A Few Things I Wish I Could Tell Advertisers
The world of advertising can be ruthless. Between social media and mobile apps, the game is changing constantly and most smaller businesses have a hard time keeping up. Scared to test out new strategies and often busy managing other aspects of their business, I've found many owners can become frustrated. It's understandable that many owners and agencies are embittered by the new competition, nervous to update their digital presence, and scared shitless to spend their hard-earned money on an investment that might not pay off. Getting called on by an average of 40 different advertising agencies a month can be infuriating as well, however most advertising executives truly want to be consultants and brand managers, not salespeople.

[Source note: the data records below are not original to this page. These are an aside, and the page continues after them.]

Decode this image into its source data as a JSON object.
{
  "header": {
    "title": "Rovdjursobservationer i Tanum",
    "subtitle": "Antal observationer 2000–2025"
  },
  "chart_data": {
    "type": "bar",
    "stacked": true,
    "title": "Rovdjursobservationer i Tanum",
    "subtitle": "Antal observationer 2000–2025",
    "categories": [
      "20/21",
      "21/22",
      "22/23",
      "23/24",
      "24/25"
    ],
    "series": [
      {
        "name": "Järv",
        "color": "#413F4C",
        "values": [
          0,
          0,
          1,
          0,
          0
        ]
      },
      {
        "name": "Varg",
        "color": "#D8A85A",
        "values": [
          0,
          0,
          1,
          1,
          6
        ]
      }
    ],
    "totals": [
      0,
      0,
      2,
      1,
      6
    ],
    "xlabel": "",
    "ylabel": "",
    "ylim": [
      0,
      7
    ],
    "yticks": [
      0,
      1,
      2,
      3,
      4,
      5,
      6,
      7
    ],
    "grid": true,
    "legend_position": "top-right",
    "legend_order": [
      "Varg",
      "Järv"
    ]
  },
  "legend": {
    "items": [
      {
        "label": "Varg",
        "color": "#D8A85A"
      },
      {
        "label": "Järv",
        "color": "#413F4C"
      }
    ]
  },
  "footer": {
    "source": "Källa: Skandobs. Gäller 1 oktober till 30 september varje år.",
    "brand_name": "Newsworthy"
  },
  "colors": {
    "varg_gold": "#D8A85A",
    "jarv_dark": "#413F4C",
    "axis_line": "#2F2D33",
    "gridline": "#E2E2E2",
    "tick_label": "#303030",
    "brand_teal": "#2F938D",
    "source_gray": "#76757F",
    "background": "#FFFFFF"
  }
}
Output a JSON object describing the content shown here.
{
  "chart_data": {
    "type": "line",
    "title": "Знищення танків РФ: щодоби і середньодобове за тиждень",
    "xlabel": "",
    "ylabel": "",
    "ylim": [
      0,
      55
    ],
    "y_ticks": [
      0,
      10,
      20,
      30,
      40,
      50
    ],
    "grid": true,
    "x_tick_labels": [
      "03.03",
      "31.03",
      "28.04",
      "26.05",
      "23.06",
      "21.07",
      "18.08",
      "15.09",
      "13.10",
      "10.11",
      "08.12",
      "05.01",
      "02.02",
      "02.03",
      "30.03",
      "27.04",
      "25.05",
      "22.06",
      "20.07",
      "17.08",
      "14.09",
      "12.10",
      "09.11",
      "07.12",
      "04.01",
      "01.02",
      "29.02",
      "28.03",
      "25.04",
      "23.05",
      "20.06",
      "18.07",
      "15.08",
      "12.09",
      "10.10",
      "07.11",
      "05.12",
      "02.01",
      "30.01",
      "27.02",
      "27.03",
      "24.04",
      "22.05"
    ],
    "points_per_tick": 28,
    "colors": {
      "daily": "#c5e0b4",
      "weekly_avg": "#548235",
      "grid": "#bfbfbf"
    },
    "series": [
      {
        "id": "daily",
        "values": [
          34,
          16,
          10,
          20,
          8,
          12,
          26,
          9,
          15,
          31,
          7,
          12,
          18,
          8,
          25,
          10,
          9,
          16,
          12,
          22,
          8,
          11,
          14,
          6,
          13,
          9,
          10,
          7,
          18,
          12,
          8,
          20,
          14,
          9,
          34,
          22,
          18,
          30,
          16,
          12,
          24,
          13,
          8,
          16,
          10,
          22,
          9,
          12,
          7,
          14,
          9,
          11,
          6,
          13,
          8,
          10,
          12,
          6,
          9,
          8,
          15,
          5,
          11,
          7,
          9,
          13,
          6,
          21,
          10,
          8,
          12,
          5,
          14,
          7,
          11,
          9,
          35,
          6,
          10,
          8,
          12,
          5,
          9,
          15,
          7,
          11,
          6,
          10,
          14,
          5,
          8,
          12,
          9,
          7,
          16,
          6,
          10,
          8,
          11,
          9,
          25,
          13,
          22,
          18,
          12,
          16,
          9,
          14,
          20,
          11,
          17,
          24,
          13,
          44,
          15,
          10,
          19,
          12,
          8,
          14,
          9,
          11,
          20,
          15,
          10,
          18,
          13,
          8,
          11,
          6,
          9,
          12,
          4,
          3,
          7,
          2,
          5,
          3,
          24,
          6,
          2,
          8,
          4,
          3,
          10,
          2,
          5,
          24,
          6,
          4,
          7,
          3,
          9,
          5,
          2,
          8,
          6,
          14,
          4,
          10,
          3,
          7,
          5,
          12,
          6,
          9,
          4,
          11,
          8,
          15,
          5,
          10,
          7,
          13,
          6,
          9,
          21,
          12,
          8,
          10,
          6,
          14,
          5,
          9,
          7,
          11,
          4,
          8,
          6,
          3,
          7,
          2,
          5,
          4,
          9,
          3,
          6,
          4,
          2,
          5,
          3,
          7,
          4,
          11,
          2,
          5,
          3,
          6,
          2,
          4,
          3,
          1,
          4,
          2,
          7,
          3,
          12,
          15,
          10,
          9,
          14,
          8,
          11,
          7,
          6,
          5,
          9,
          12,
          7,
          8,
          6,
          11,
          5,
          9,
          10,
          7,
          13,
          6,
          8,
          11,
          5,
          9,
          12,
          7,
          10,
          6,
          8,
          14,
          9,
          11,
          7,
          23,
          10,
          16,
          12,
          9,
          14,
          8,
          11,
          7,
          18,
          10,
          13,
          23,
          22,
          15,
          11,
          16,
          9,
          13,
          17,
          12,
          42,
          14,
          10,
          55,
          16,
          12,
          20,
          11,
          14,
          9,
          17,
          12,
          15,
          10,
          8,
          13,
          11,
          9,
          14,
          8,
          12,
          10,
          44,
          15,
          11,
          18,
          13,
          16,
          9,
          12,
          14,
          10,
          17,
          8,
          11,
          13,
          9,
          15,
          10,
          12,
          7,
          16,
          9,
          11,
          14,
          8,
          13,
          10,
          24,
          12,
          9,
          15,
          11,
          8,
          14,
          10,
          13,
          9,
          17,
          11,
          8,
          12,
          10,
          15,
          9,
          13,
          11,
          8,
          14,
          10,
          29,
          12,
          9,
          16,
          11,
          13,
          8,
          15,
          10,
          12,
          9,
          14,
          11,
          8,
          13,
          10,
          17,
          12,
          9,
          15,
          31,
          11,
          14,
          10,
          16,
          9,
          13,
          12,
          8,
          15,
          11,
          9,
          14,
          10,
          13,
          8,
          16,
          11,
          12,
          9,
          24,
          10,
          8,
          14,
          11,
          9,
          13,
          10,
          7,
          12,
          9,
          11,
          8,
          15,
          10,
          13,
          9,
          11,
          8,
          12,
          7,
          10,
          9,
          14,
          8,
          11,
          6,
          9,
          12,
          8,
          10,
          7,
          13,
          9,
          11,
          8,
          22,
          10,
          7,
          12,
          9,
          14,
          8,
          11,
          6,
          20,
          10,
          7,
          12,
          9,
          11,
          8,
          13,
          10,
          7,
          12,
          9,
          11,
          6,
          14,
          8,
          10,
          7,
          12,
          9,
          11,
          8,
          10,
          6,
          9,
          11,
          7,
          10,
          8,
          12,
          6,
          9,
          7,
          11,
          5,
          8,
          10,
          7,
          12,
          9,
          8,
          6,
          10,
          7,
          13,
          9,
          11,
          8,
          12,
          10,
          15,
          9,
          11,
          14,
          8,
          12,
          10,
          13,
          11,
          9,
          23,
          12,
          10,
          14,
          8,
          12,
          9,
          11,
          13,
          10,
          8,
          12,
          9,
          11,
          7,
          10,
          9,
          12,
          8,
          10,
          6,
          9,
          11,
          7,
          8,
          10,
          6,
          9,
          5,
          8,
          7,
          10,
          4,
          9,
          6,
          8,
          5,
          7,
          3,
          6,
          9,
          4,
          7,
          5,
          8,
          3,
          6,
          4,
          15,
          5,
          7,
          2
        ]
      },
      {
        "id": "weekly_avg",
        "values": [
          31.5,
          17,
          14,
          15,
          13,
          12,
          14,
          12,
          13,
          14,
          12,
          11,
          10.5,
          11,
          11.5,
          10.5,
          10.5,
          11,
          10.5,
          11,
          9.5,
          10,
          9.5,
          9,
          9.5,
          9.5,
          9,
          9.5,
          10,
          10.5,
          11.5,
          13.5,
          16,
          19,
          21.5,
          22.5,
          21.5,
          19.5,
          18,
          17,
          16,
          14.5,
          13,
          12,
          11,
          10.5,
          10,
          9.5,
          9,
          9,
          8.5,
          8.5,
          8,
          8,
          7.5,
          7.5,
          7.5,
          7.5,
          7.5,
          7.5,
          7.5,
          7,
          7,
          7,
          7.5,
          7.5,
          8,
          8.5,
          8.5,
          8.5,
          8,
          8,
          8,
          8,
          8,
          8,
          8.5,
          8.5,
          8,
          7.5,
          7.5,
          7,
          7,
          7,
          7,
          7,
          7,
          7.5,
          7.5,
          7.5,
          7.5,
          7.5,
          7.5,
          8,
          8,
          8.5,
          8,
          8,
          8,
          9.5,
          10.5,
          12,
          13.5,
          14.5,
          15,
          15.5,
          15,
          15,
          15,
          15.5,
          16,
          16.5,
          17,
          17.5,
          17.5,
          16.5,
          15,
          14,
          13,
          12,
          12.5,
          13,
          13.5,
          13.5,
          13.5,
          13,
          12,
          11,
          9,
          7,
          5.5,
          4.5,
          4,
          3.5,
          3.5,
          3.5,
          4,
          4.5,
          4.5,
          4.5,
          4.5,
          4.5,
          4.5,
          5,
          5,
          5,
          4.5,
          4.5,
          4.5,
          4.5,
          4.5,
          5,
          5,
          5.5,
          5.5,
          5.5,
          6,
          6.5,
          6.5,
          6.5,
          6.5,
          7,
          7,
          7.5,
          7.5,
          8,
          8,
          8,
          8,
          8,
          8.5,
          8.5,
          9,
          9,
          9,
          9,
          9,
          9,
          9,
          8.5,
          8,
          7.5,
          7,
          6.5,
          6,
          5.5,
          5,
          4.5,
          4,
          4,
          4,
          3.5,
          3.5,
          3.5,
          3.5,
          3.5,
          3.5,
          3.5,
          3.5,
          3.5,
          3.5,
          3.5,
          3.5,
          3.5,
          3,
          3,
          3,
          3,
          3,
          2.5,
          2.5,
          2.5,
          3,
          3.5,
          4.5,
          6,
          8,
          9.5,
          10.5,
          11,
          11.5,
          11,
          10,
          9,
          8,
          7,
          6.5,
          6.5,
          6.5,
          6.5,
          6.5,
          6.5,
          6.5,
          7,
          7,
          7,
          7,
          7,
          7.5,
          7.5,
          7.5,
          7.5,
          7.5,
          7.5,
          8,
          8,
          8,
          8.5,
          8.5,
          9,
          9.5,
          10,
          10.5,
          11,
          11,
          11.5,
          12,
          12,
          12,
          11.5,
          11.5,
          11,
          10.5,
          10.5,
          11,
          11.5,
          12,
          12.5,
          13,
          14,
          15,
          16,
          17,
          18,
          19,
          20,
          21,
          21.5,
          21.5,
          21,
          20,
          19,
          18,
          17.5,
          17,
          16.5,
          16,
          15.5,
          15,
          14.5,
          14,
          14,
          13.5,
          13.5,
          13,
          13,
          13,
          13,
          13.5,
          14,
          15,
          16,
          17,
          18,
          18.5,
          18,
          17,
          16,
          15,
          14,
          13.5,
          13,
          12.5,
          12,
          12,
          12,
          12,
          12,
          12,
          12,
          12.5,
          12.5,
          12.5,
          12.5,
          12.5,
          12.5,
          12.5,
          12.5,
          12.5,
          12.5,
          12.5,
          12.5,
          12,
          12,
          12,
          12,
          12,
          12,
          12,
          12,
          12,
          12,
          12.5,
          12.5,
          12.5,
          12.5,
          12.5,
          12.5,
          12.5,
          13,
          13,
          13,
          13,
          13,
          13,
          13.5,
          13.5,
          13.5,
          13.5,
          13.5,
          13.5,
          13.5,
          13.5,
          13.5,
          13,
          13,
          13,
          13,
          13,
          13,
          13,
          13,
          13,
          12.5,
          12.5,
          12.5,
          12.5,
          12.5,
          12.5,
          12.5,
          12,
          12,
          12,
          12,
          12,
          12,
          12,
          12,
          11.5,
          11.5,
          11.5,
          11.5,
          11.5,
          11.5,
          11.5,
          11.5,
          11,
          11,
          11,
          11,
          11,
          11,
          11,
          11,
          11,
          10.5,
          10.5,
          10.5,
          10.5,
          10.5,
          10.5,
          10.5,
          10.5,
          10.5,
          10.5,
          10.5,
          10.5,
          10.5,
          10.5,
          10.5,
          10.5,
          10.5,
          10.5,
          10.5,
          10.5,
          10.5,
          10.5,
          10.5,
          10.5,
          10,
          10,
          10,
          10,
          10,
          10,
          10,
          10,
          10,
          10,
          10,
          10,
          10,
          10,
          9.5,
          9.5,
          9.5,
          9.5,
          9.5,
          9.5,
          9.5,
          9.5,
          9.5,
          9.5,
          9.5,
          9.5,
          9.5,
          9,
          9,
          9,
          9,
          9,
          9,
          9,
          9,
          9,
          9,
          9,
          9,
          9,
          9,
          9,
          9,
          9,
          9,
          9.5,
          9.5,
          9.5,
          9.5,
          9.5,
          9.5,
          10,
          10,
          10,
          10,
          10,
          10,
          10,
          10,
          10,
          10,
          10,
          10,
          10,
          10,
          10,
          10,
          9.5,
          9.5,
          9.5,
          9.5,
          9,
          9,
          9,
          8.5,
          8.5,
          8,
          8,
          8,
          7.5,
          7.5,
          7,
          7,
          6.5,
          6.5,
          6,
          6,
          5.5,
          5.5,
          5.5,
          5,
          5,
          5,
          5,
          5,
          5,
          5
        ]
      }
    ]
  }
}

After a few years in the industry, here are a few things I wish I could tell advertisers right off the bat, to hopefully have a more transparent and honesty business relationship.
1. A lack of planning on your part...
You know the old teacher adage. Deadlines are serious business. Do you need your advertising to start on Monday? Some products take up to 14 days to order, and that's simply the game.
2. An article probably won't happen
I invite you to think of the marketing and editorial departments as church and state. Sure, you may have been in business for 20 years, or have a new business idea, but it may not be news-worthy. Consider the journalistic integrity of the major outlets we rely on; certainly we wouldn't want CNN masking an advertorial as breaking news.
3. Websites are everything
With affordable options and easy templates from Wix and SquareSpace, there is no reason your only digital presence should be a Facebook page. (Hey, did I mention I'm taking a webdesign class?)
4. Pay on time
Stay up to date on your advertising bills to ensure your campaigns run on time and your reputation within the industry stays clean. In larger agencies, the salesperson may not be aware of a past balance, causing a last-minute hold right before a campaign is set to start. Also, some of these agencies have high-turnover, and you don't want word of you unpaid bills to spread across firms.